Le terminal à conteneurs de Kwai Chung à Hong Kong. Photo de Kyle Lam/HKFP
Écrit par Han Tse, cet article fut initialement publié par Hong Kong Free Press le 15 février 2025. Une version éditée de cet article est republiée sur Global Voices dans le cadre d'un accord de partage de contenu.
À cause des tarifs imposés par le président des États-Unis sur les produits chinois, qui affectent également les produits originaires de Hong Kong, la ville se retrouve involontairement mêlée à la guerre commerciale opposant ces deux puissances mondiales.
Le 1ᵉʳ février, Trump a signé un décret présidentiel imposant 10 % de tarifs douaniers supplémentaires pour les produits en provenance de Chine et de Hong Kong. Ces tarifs viennent s'ajouter à ceux déjà présents auparavant.

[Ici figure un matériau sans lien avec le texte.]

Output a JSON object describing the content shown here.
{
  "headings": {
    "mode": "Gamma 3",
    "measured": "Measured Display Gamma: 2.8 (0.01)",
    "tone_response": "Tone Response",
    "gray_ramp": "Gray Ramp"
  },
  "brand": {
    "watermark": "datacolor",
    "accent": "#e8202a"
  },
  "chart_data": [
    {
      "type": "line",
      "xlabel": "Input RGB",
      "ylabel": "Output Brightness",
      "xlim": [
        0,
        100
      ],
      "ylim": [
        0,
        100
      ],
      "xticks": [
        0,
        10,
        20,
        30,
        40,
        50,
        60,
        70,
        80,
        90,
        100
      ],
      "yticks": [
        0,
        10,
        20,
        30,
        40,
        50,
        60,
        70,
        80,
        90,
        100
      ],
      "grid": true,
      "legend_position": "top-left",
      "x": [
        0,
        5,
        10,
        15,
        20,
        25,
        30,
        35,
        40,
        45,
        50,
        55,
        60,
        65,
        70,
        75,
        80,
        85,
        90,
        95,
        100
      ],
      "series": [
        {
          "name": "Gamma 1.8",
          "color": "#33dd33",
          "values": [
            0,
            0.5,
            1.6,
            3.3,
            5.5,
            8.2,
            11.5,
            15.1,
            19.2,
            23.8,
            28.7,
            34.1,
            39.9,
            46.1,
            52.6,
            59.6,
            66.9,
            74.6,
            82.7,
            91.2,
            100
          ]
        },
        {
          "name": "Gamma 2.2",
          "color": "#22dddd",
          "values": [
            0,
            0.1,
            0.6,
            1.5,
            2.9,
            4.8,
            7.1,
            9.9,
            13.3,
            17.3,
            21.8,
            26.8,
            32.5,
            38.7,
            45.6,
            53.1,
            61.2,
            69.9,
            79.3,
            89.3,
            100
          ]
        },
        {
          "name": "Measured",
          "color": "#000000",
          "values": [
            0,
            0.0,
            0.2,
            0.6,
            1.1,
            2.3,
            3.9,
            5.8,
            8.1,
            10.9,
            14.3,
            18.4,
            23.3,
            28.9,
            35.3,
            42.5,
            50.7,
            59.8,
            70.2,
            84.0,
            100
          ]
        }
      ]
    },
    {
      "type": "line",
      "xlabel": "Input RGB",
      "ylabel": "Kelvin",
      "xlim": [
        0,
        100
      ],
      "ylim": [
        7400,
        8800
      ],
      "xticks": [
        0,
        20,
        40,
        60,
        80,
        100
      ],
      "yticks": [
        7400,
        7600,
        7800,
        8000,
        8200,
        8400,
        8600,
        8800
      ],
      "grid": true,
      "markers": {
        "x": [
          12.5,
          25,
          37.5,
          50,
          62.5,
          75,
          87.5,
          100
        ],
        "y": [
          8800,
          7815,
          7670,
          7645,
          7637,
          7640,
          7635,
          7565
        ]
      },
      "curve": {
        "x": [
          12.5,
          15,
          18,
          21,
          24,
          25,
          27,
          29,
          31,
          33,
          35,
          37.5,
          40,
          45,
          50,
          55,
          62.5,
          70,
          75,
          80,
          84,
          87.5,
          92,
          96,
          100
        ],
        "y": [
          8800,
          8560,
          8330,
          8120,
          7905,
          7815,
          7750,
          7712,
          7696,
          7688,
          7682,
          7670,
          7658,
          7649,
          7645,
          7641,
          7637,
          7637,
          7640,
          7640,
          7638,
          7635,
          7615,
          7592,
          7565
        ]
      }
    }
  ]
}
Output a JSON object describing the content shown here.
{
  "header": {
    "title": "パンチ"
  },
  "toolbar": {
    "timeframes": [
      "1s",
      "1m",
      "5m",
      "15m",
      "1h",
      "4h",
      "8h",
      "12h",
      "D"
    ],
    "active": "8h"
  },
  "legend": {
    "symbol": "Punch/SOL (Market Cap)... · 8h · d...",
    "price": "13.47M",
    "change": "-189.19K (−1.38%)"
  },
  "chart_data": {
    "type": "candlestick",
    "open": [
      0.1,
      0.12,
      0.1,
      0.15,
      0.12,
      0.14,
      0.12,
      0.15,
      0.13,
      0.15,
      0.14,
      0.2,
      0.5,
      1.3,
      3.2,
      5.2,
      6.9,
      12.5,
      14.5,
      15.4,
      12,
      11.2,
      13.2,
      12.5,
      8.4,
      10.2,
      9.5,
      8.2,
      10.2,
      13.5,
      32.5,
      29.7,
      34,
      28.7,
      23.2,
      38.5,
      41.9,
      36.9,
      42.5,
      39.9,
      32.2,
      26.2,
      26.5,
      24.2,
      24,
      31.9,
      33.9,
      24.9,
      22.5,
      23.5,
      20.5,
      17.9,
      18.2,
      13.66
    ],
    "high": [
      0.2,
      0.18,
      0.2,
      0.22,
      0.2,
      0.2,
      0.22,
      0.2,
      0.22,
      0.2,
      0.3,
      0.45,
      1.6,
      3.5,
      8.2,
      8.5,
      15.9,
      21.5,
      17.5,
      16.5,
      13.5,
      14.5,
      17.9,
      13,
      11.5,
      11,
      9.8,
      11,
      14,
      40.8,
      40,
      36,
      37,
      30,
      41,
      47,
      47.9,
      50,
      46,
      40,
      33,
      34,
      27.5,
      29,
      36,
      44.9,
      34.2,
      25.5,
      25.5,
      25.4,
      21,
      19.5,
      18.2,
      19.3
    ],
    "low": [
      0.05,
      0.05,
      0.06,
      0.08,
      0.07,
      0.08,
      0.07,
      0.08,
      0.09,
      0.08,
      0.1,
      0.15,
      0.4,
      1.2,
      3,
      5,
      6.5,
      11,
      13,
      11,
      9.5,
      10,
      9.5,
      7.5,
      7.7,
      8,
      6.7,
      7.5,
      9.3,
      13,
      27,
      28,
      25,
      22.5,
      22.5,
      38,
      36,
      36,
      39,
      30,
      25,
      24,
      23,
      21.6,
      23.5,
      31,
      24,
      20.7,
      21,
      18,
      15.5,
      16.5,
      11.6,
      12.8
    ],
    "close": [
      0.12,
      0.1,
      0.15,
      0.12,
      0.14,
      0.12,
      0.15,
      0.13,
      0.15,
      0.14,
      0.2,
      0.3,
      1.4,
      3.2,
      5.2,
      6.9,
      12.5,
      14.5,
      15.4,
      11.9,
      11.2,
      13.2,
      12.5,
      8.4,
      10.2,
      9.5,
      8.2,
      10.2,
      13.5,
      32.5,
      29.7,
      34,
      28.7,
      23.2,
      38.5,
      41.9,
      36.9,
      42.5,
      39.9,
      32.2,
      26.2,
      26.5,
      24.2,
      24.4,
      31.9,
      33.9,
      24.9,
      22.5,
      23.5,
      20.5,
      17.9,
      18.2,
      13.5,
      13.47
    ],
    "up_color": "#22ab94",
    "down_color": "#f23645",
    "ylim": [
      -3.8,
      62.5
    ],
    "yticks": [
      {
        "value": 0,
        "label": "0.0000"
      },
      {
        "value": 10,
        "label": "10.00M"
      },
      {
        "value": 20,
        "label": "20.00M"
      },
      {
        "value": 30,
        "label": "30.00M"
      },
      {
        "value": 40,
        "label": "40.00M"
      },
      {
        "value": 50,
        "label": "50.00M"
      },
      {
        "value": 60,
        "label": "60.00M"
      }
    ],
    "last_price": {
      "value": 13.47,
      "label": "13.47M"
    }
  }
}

Ce à quoi Pékin a répondu en imposant à leur tour des tarifs sur les importations états-uniennes, telles que l'énergie et la machinerie. Le gouvernement hongkongais a quant à lui fulminé face au gouvernement américain pour avoir ignoré le statut de « territoire douanier séparé de la Chine continentale ». La ville a également menacé de déposer une plainte à l'organisation mondiale du commerce (OMC), tout comme l'a fait Pékin le 4 février.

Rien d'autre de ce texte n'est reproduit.